We are in this together, says Paul. We are on the same side. All this fighting about who has it right, about which method of baptism or communion is more biblically correct, about what style of worship we engage in, is all about conceit, about envy, about competition. But, aren’t we in competition with the church down the road? Well, no, not really. There are more than enough folks who haven’t yet been convinced of the value of belonging to a community of faith that we don’t need to do a better show than the church on the other corner.
OK, so how do we do that? How do we impact the lives of those who don’t think they should bother? There are two important ideas in the first two verses of chapter six that seem to answer that question. They say in essence that we ought to stand for something, and that we ought to be a place of acceptance and support.
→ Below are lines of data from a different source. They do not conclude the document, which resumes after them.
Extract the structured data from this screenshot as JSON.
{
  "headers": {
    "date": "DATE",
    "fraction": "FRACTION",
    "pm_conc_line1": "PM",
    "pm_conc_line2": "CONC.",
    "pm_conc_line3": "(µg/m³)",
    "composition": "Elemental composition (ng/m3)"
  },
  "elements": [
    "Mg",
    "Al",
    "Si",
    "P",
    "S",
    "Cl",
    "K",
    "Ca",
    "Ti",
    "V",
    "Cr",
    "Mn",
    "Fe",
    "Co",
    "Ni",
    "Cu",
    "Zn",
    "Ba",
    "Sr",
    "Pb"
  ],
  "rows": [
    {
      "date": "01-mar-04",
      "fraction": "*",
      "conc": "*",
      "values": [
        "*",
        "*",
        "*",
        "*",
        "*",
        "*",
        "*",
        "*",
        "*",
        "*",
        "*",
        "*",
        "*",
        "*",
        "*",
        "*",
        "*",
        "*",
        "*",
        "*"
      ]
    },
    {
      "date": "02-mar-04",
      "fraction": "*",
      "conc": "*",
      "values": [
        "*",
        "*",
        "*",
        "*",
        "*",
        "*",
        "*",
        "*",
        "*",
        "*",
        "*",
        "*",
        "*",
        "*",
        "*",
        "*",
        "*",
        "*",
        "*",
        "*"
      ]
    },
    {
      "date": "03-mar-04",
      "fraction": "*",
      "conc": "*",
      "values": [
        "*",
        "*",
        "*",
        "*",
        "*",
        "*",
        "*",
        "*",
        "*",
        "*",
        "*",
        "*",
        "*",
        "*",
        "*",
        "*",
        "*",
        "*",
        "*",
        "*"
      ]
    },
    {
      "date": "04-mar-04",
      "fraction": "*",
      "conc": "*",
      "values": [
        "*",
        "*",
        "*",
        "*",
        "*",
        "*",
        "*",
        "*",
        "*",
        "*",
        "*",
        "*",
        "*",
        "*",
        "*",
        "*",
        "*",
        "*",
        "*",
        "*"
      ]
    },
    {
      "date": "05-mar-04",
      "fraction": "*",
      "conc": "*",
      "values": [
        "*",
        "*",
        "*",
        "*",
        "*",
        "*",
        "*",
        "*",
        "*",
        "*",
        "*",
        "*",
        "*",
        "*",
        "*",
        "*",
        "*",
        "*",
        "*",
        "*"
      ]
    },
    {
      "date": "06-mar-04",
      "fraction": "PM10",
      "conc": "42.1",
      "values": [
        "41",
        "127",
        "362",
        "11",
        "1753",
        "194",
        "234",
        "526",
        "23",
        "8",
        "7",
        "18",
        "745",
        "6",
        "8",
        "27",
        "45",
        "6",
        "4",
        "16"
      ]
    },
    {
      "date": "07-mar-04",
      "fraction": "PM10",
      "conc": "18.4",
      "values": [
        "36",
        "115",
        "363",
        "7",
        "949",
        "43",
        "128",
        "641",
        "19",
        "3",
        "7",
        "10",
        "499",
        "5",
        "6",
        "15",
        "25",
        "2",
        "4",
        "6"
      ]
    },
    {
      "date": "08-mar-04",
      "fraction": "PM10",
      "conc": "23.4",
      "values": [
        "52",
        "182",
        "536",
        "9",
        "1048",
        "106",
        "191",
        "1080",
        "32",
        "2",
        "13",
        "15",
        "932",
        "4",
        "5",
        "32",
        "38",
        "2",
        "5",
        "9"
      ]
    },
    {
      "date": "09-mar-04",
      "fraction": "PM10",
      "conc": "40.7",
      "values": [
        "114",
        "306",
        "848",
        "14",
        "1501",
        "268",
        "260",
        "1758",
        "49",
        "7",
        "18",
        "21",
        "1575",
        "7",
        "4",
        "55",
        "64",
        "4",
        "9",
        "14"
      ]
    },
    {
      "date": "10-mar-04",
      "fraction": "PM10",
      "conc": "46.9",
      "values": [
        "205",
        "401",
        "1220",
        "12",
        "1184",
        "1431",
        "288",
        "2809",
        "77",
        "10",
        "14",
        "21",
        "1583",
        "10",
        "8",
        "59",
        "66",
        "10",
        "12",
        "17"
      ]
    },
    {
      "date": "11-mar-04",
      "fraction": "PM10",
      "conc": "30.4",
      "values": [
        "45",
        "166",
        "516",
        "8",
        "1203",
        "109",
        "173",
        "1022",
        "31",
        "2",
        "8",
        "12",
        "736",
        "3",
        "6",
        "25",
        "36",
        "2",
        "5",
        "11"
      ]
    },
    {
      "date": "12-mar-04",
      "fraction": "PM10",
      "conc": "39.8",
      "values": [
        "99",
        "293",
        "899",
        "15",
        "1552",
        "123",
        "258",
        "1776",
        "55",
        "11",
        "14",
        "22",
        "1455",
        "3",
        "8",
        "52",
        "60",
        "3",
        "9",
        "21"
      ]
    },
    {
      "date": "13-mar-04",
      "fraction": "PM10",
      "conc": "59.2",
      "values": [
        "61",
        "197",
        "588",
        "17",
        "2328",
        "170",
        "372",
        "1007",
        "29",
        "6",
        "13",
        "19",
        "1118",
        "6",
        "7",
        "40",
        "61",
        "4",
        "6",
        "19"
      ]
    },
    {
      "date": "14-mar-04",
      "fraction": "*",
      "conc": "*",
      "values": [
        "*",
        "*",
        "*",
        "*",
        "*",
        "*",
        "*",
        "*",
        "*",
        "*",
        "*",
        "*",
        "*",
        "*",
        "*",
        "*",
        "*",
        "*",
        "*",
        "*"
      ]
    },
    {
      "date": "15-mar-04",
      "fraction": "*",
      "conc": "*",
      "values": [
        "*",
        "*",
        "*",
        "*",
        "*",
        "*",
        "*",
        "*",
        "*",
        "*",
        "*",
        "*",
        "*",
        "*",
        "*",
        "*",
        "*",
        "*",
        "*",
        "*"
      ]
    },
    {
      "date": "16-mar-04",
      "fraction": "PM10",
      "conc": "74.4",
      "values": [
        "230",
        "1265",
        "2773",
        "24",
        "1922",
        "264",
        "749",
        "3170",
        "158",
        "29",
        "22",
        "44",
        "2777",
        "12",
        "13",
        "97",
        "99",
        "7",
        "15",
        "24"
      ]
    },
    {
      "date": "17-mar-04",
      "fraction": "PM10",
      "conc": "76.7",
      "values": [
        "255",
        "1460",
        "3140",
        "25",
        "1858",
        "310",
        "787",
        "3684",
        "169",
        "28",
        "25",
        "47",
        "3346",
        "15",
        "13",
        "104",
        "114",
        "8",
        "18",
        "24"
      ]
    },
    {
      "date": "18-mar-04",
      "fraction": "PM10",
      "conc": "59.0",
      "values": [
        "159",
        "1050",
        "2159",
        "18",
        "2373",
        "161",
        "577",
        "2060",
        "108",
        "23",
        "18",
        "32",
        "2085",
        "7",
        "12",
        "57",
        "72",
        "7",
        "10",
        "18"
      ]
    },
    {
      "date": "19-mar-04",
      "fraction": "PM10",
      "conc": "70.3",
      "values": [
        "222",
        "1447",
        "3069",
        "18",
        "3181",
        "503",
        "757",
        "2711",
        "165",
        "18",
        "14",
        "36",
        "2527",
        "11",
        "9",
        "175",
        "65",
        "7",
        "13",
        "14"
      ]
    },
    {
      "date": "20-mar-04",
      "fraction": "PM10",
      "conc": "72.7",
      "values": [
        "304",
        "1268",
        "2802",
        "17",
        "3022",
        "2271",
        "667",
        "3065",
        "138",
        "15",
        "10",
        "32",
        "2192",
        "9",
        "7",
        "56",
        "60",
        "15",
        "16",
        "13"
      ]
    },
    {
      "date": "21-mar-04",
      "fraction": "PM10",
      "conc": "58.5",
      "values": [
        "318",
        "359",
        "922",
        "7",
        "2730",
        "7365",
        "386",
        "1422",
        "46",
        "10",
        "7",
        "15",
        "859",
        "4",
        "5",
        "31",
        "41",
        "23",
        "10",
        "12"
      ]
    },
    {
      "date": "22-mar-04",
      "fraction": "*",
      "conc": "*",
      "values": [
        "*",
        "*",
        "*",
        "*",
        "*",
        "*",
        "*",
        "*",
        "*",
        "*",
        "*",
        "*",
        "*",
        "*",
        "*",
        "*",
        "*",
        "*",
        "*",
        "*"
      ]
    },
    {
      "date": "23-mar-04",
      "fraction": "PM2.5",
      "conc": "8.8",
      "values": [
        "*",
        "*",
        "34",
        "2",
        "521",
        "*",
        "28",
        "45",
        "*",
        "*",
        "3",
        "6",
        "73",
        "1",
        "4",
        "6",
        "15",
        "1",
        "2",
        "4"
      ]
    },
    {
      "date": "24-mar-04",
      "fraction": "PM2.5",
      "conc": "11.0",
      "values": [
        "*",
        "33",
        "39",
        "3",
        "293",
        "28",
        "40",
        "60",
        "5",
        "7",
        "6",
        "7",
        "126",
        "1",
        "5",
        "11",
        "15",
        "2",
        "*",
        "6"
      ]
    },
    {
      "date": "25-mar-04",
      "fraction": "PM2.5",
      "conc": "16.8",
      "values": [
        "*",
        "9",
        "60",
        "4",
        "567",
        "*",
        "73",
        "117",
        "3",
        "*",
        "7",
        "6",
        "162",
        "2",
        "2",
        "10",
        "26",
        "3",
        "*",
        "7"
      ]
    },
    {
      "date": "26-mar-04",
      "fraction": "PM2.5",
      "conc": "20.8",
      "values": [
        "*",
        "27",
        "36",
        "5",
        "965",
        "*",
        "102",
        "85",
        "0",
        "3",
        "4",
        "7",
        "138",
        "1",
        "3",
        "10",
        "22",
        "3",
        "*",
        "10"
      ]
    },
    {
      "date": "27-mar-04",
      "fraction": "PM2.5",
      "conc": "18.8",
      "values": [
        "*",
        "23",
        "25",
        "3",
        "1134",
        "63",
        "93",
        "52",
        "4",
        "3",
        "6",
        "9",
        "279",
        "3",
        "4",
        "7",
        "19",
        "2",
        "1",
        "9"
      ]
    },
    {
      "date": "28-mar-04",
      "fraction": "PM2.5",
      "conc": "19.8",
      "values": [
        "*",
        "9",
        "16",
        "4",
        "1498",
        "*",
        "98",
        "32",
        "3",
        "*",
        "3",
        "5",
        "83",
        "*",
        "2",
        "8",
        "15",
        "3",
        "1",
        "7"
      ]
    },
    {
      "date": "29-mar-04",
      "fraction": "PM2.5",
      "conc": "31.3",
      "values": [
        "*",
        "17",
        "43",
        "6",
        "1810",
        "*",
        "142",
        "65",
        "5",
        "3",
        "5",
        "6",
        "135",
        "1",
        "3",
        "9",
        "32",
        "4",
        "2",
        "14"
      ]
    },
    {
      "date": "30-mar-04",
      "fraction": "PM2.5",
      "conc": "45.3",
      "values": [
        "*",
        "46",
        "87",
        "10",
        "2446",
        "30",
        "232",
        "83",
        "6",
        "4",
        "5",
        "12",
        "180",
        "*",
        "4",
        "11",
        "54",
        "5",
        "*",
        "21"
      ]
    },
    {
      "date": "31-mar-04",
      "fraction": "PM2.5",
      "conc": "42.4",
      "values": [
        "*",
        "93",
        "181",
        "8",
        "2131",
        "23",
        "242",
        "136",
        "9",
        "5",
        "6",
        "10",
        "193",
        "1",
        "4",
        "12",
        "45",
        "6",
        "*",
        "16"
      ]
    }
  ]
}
But, aren’t those mutually exclusive? If we take a hard line then we can’t accept those who disagree, right? Or if we want to be accepting of everyone then we can’t take positions, can we? It’s a false divide, I believe. Paul talks about restoration in a spirit of gentleness. That should be our mode as a community of faith. Restoration means investment in the other. It means that we don’t wash our hands of those who fall. It also means that we don’t turn up our noses at the sin that caused them to fall. We bear those burdens as though we were Christ Himself. When Jesus said he came to fulfill the law, he meant that he was willing to give his life, he was willing to sacrifice himself for the world he came to save out of love. So we give of ourselves to any and to all who need us.
If we live by the Spirit, we will love like Jesus. We conference, we the church, the charge engage the world and love like Jesus.